Франческа вышла из поезда под моросящий дождь и пошла, вцепившись в свой чемодан, по грязному задымленному перрону в сторону стоянки такси, моля Бога чтобы очередь была небольшой. К счастью, она была одной из первых пассажирок, подоспевших туда, поэтому стоять пришлось недолго. Через несколько минут она уже ехала по запруженным лондонским улицам, направляясь через Марилебон в сторону Уэст-Энда и Мейфэара. Дождь сейчас лил уже как из ведра как будто небо прорвало, и на мрачном небе несколько раз вспыхнула молния. Гроза захватывала Лондон в кольцо, где-то вдалеке слышались раскаты грома.
Пока Франческа ехала в такси, ей стало еще хуже. Она не могла дождаться, когда же машина остановится наконец у дома на Честерфилд-стрит. Ей стало очень жалко себя. Каждая косточка тела болела ее била такая дрожь, что она с трудом удерживала конечности от подрагиваний. Несколько раз ее сотрясали приступы кашля. С облегчением она расплатилась с таксистом, поднялась по ступеням и быстро вошла в дом. На звук хлопнувшей двери из столовой вышла миссис Моггс с кистью для вытирания пыли в руке и широкой улыбкой на лице под пресловутой шляпкой, украшенной цветами. Франческа вдруг подумала: а снимает ли она ее вообще?
— А, вот и вы, ваша милость, — радостно воскликнула миссис Моггс и склонила голову в таком глубоком приветственном поклоне, что маки на шляпке заплясали. — Вылезайте-ка из своих мокрых вещичек, да давайте сразу поешьте. У меня как раз чудный супчик на плите закипел. А то выпейте чашечку чего горяченького в постели, — наставляла она Франческу заботливым тоном. — С этими простудами ведь как — сразу надо начинать лечить, ваша милость.

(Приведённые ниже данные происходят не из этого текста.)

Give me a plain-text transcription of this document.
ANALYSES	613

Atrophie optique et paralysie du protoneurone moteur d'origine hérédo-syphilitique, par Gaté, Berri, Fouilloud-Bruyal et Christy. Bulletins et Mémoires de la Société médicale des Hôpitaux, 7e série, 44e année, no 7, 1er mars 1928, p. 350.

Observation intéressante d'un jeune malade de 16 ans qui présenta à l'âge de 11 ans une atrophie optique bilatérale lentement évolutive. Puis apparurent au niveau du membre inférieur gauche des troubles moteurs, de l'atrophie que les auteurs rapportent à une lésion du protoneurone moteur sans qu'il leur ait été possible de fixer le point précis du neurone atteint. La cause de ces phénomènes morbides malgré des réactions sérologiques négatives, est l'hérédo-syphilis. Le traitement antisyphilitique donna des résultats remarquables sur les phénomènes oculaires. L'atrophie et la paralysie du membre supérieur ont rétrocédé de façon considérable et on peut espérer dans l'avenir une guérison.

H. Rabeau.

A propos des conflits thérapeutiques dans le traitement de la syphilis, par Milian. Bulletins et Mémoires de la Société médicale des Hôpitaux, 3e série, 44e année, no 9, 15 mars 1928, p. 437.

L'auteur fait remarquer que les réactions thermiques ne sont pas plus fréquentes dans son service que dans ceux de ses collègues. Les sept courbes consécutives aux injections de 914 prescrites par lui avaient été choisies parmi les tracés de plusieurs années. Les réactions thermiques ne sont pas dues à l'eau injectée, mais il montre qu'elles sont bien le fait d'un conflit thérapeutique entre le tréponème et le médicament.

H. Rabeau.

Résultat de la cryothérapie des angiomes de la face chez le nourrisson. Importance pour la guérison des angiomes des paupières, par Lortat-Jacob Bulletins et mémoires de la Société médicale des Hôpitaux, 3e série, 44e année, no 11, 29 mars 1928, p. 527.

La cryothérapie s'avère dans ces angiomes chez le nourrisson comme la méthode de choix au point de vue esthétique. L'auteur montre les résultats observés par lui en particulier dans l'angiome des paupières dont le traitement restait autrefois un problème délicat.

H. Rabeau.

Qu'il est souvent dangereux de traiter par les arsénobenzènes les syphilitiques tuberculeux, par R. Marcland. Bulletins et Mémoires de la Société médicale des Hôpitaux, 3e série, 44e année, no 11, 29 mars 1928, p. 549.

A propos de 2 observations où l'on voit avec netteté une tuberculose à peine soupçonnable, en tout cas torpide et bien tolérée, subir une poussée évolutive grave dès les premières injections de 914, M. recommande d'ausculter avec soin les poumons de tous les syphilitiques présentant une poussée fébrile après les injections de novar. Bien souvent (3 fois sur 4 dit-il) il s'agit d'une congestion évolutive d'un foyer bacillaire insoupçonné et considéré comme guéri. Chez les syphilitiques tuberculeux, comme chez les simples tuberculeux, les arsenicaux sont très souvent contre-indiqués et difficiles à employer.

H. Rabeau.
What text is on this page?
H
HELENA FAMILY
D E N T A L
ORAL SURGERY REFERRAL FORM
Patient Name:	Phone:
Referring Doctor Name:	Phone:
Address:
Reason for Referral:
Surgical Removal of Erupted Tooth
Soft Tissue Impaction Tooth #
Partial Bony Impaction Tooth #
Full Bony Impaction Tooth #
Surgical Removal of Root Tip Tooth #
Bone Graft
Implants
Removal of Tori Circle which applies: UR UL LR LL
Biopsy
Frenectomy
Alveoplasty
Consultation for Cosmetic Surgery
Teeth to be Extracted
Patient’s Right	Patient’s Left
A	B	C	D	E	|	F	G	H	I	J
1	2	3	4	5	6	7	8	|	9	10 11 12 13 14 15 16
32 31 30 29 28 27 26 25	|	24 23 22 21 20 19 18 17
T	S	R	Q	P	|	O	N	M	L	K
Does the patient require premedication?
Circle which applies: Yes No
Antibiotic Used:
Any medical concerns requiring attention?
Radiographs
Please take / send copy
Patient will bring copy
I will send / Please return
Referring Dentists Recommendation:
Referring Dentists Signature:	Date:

— Здравствуйте, миссис Моггс, — смогла наконец вставить Франческа, улыбнувшись вымученной улыбкой. Она поставила на пол чемодан, стащила влажное полупальто и повесила его на миссис Моггс. — А как же вы узнали, что у меня простуда?
— А это все миссис Астернан, как же! — важно провозгласила миссис Моггс. — Она вот прямо утречком сегодня мне позвонила. И инструкции дала — как что делать. Велела мне накормить вас супчиком, да тут же уложить в постель. Ну до чего она хорошая женщина! Она ведь мне еще сказала, что ихняя светлость кость сломал. Жалость-то какая! — Миссис Моггс сочувственно пощелкала языком и продолжила: — Ведь от этих лестниц только и жди неприятностей — я всегда говорю своему Альберту, когда он у меня окна моет. Да ведь оно хуже могло быть — хорошо, что ихняя светлость не шею сломал, так что чего говорить. — Миссис Моггс удовлетворенно кивнула себе.